Imbalance filling of multi-cavity tooling during powder injection molding

A shortened cycle time with improved productivity is a key justification for multi-cavity molds. However, filling imbalance is an offsetting barrier for multi-cavity molds. The sources for an imbalance are often subtle, in both conventional plastic injection molding and powder injection molding (PIM) industries. The greater thermal conductivity of the PIM feedstock and the subsequent large sintering shrinkage amplify the issue for PIM. Due to its characteristic, the size of PIM parts is relatively smaller than the conventional plastic injection molding and so multi-cavity molds are widely used. Despite the geometrically systematic delivery system and cavities, asymmetric branching of flow paths, uneven viscous heating, and cooling variations exist for the molten feedstock flow to the cavities. These variations significantly limit the benefit of a multi-cavity mold.
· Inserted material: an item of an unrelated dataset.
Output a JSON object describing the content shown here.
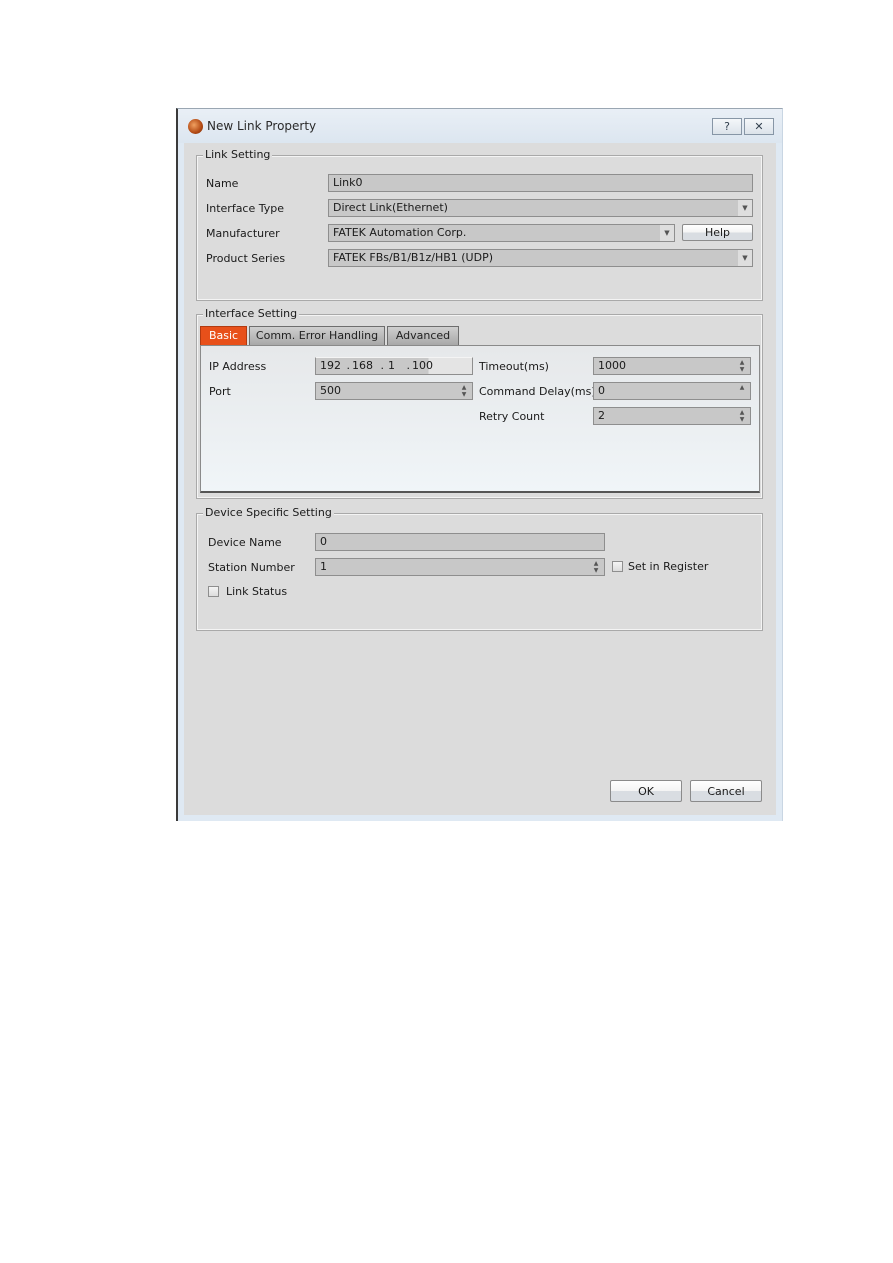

We investigated the imbalance filling between the near- and far-side cavities in a geometrically symmetric multi-cavity mold for PIM. Via molding simulations and experiments we found that imbalanced filling arises from subtle factors such as non-uniform mold cooling, uneven conduction of the molten feedstock into mold, and uneven viscous heating and their competitive roles between conduction/convection and viscous heating in the multi-cavity molds mainly contribute to imbalance filling the same way in the conventional plastic injection molding.